Parte deles é formado por grupos de supremacistas brancos e justiceiros milicianos, que já se envolveram em conflitos contra manifestantes que pediam o fim do racismo e da violência policial.

Ou seja, não se sabe o quanto de violência institucional e física Trump pode desencadear até o dia 20 de janeiro, em seu período de "pato manco".

Não se sabe nem se ele participará do ritual de passagem do cargo, o que representaria um recado importante para a redução das animosidades.

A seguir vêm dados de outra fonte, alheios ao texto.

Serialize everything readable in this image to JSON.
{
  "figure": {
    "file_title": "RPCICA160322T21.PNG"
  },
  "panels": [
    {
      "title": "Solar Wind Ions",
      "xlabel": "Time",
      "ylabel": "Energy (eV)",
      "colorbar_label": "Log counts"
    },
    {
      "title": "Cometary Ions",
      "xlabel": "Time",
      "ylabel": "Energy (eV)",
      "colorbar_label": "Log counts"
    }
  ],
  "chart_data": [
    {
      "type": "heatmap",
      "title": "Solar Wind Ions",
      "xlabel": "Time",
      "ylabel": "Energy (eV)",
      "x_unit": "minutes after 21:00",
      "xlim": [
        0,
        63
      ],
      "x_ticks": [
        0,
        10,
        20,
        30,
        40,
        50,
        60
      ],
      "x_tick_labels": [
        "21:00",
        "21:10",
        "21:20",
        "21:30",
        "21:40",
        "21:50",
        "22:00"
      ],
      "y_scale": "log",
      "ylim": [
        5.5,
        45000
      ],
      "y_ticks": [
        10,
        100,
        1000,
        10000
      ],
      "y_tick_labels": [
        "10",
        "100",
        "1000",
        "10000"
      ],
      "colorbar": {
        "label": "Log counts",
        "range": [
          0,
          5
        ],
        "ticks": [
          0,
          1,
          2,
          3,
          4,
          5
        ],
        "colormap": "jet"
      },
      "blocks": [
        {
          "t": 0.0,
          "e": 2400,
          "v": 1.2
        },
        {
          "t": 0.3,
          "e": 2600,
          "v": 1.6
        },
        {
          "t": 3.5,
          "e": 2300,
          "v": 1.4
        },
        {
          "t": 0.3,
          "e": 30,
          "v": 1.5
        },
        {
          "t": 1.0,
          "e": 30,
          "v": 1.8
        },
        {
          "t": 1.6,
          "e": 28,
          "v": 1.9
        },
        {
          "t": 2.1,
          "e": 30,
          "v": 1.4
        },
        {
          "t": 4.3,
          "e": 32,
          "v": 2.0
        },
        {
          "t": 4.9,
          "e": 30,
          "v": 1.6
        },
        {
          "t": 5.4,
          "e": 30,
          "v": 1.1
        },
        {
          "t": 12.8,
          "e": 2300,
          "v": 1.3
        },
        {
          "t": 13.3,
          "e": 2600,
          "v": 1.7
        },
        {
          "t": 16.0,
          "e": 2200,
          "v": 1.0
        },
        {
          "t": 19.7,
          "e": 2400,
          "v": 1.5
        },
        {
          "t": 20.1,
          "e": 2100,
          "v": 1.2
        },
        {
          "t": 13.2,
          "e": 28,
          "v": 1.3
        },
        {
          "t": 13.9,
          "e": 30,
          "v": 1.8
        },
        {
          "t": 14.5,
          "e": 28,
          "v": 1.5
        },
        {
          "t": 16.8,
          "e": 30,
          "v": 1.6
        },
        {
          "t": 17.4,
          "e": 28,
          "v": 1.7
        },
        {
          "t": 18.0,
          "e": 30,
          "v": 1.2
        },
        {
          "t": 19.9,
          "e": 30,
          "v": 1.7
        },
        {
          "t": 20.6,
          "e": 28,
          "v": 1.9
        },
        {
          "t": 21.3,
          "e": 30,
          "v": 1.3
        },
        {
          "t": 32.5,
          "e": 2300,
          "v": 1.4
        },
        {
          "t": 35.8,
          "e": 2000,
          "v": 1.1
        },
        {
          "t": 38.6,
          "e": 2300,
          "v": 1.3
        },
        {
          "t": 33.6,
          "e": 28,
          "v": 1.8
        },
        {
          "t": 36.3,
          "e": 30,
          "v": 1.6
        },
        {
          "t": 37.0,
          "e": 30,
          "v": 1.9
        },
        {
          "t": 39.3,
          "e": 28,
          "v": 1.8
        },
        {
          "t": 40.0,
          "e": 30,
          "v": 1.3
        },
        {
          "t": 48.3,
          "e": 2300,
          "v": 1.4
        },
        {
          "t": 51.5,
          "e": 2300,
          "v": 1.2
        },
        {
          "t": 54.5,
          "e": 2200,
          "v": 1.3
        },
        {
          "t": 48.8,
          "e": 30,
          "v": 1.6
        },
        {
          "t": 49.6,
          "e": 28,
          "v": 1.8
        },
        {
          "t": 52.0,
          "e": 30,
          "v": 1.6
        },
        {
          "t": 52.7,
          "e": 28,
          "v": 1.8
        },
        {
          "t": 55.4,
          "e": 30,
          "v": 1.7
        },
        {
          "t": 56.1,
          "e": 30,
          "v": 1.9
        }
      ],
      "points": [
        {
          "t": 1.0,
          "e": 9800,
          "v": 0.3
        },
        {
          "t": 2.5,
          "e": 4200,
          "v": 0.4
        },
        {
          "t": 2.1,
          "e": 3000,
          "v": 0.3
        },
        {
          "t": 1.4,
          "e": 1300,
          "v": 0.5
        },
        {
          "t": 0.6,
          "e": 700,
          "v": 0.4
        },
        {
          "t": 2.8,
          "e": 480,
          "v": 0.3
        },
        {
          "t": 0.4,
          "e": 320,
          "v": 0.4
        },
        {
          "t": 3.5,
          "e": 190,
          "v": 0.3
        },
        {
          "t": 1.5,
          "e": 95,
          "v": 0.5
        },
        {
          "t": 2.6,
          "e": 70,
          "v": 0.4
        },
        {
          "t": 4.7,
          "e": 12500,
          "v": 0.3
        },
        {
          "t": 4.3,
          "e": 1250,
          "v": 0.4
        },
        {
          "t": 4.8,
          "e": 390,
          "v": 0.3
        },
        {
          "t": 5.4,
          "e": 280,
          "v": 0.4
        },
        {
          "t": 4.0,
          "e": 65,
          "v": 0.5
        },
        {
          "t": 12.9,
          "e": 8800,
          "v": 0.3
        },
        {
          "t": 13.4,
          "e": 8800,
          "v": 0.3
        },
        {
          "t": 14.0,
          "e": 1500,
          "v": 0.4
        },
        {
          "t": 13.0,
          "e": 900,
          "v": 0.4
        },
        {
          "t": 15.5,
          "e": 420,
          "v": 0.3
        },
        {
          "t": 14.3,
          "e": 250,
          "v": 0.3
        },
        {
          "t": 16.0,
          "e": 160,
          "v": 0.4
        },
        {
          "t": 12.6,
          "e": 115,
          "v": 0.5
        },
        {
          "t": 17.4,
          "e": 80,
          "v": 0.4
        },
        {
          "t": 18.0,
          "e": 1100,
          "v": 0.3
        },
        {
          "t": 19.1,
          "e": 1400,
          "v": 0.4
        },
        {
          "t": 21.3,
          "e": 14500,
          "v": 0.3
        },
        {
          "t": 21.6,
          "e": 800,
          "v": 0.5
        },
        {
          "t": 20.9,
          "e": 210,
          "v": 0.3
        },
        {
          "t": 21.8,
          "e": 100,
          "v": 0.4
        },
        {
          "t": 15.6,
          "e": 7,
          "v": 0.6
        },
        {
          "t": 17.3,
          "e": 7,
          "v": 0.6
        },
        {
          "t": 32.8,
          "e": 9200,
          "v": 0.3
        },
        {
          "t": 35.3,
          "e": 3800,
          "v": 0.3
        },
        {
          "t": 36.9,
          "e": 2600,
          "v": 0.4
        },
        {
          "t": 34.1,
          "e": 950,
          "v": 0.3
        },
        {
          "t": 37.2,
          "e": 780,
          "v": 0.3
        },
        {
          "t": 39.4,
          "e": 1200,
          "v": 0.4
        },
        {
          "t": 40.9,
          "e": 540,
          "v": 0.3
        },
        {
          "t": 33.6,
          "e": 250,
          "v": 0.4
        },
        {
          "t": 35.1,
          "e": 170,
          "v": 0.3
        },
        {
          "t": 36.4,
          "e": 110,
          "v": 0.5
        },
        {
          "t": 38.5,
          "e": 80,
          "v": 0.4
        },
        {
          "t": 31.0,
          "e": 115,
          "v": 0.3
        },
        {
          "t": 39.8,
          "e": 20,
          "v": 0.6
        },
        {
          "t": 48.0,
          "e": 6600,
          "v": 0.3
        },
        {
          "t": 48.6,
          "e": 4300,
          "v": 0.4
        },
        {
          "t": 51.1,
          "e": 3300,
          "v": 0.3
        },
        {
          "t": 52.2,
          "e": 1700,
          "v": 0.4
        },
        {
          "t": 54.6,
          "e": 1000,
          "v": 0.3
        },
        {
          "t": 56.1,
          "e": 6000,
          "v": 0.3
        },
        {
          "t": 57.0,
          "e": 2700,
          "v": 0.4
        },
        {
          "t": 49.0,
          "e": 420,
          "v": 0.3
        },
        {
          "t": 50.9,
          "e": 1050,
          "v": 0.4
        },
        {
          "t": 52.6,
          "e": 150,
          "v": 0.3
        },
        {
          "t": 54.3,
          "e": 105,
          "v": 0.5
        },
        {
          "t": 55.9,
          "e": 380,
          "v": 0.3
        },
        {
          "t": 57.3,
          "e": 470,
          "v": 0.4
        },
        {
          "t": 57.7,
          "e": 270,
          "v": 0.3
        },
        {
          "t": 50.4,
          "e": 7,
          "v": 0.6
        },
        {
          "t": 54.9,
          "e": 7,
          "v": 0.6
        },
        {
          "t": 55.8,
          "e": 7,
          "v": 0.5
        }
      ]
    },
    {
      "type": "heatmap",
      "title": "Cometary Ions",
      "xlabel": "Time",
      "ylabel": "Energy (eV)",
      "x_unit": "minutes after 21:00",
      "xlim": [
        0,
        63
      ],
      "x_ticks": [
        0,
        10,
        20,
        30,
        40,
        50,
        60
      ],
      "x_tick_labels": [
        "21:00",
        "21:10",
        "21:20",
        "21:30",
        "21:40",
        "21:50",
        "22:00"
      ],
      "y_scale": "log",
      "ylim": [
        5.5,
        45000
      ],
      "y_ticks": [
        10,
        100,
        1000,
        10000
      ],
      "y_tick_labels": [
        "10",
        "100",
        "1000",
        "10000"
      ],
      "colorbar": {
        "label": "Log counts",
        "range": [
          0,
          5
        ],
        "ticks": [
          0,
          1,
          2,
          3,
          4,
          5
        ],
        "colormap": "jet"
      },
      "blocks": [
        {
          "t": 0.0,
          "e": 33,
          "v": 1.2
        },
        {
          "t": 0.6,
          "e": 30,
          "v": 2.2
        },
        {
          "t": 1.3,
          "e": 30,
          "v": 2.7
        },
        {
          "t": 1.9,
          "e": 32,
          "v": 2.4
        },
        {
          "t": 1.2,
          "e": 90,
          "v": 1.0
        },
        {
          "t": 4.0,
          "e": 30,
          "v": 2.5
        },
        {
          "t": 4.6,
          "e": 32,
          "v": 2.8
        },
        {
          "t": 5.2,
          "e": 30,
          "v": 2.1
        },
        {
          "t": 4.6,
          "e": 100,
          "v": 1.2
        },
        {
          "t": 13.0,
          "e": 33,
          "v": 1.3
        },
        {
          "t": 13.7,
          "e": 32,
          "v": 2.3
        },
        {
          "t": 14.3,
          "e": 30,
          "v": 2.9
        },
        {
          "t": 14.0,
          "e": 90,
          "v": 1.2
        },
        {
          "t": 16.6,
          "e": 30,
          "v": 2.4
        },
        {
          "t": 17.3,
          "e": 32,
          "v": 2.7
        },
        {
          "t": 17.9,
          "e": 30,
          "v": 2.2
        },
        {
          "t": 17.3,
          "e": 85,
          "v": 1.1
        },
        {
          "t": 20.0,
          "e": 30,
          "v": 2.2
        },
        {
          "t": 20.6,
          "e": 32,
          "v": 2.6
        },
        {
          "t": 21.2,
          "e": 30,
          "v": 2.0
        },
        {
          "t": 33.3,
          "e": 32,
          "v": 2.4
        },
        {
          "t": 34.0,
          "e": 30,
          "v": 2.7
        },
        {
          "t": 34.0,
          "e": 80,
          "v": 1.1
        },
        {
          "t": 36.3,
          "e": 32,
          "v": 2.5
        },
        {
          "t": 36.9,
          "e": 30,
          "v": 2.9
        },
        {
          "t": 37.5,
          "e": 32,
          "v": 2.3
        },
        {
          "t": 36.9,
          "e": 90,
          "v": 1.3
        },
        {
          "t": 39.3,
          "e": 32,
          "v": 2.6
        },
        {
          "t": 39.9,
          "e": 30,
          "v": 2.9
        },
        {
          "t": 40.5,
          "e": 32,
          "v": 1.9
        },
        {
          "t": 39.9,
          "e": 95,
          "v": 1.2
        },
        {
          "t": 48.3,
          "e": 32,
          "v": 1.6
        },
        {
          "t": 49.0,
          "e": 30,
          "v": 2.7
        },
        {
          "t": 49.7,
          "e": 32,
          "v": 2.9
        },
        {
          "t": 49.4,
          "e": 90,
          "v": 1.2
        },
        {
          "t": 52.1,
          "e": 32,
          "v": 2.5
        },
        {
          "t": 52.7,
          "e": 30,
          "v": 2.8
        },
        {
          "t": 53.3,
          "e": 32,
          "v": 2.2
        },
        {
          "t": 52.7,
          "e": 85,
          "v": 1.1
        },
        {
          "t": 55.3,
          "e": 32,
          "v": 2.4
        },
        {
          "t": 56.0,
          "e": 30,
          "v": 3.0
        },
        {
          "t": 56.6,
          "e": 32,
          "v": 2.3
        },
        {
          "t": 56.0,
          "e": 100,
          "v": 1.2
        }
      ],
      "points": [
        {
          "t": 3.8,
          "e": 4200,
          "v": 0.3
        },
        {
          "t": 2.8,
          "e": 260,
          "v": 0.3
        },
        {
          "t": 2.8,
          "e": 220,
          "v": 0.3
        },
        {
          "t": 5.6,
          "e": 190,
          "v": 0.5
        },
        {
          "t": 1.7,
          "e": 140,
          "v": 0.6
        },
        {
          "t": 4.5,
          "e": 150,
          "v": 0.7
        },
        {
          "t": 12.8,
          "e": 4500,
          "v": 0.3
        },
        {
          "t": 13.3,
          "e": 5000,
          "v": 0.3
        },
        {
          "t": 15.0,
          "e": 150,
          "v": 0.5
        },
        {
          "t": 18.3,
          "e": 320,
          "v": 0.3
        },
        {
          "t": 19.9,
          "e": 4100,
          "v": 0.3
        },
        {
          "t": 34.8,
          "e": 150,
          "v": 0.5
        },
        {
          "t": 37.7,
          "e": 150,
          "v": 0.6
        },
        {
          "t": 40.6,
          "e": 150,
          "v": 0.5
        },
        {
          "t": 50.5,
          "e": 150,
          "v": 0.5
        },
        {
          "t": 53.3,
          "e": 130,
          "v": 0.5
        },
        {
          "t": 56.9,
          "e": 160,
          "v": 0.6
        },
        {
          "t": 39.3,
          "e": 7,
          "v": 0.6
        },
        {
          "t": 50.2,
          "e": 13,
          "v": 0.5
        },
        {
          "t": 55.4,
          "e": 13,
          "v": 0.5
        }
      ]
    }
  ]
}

A posse, contudo, ocorrerá, quer ele goste ou não, uma vez que nada indica que as denúncias de fraudes são baeadas em fatos reais e que as instituições deixaram de funcionar. E como afirmou Joe Biden, o Estado é capaz de remover um inquilino irregular da Casa Branca.

O problema é que o inquilino tem 88,7 milhões de seguidores, apenas no Twitter, com larga influência sobre grandes setores da sociedade norte-americana. Quem crê que a derrota em 2020 é a morte de Trump é porque não consegue enxergar além de sua bolha para ver um país cindido praticamente ao meio - 74,5 milhões para Biden, 70,4 milhões para Trump no voto popular.

Assim que deixar o cargo, o atual presidente terá que responder na Justiça. Ele mesmo disse que poderia ter que sair dos Estados Unidos se perdesse as eleições. Se sair, contudo, sua influência fica.

E vale lembrar que a 22ª emenda da Constituição dos EUA garante que qualquer pessoa possa ser eleita até duas vezes para o cargo de presidente. Ele já foi uma, em 2016, e pode tentar voltar em 2024.

O que fizer nos próximos dois meses pode ajudar a enterrar ou manter acesas suas chances para isso.